Friday, June 21, the Philippines became the first country outside of Africa to destroy ivory seized by its law enforcement. I wrote about it for National Geographic here: In Global First, Philippines to Destroy its Ivory Stock and here: Pulling Teeth.
The United States opposes the international ivory trade but its decades-old stockpiles of seized ivory gather in official places like the US Fish and Wildlife Service’s Colorado repository and unofficially in places like its Philadelphia office. Why?
At the destruction ceremony in Quezon City I listened to one of Africa’s leading law enforcement officials, Bonaventure Ebayi, say he hoped this was the beginning, that other countries would now join the Philippines in its stand against the illegal ivory trade.
I’ve received countless emails asking what a person who cares about the future of the African elephant can do to help. To many I’ve responded that there’s nothing you can do. You’re an American. Our laws ban international ivory trade and they’re reasonably enforced. But there is something you can do. You can insist the US join the Philippines, which could not by any measure afford to waste >6.5 million bucks. Unless it cared.
As Philippine Department of Environment and Natural Resources Secretary Ramon J.P. Paje made clear, the Philippine people he represents did not see the ivory as a financial opportunity. They saw it as the proceeds of a crime to be destroyed.

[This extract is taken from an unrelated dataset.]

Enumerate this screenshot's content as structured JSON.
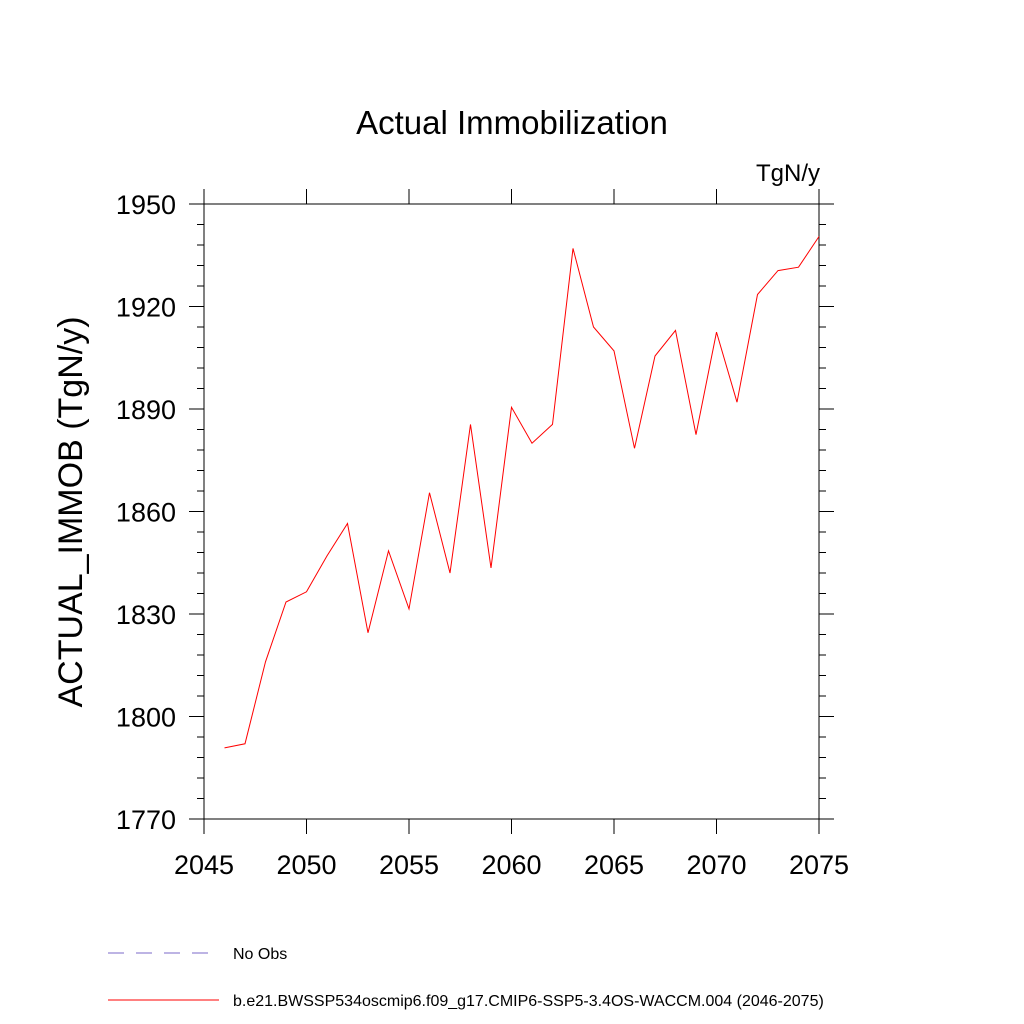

Many without a sense of the poor state of international law enforcement when it comes to trafficked species such as elephants and rhinos complain that any seized ivory or horn should be sold. The animals are dead they say, Why not profit? Why not put the money to law enforcement even?

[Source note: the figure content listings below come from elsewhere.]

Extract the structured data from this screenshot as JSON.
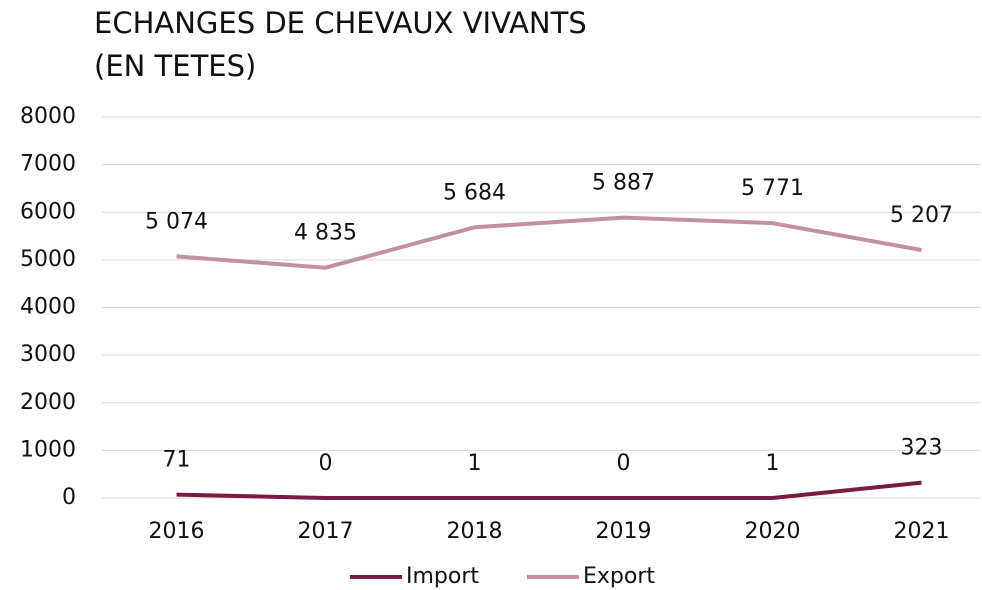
{
  "chart_data": {
    "type": "line",
    "title": [
      "ECHANGES DE CHEVAUX VIVANTS",
      "(EN TETES)"
    ],
    "categories": [
      "2016",
      "2017",
      "2018",
      "2019",
      "2020",
      "2021"
    ],
    "series": [
      {
        "name": "Import",
        "color": "#7b1a42",
        "values": [
          71,
          0,
          1,
          0,
          1,
          323
        ],
        "value_labels": [
          "71",
          "0",
          "1",
          "0",
          "1",
          "323"
        ]
      },
      {
        "name": "Export",
        "color": "#c48fa3",
        "values": [
          5074,
          4835,
          5684,
          5887,
          5771,
          5207
        ],
        "value_labels": [
          "5 074",
          "4 835",
          "5 684",
          "5 887",
          "5 771",
          "5 207"
        ]
      }
    ],
    "ylim": [
      0,
      8000
    ],
    "yticks": [
      0,
      1000,
      2000,
      3000,
      4000,
      5000,
      6000,
      7000,
      8000
    ],
    "grid": true,
    "legend": "bottom"
  }
}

But money from these materials disappears like blood on sand. The illegal ivory trade is at least a $50 million a year business and since the ivory ban was put into place in 1990 not one kingpin has ever been identified. China recently prosecuted a significant trafficker, but it is clear that the biggest players operate freely. In that environment, expanding the ivory trade feeds crime. Whatever the wild species–turtles, pangolins, elephants, rhinos, tigers–there just aren’t enough rare animals on earth to satisfy China. It’s growing too quickly.
Legal ivory fed to China expanded that country’s appetite. After the 2008 CITES-approved “one time” auction of 102 tons of ivory to Japan and China, the Chinese government built the world’s largest ivory carving factory. It began training college students to take up the trade. The goal was to process the ivory and to be ready for more, to be ready for an ivory consuming future. China wants more ivory and every bit fed to its system causes that industry to grow, fueling poaching, killing elephants, murdering rangers. China’s economic growth outpaces the natural death of elephants and in the breach is murder, corruption, and one day, extinction. In an ideal world that wouldn’t be the case. But this isn’t an ideal world. It’s the one we have.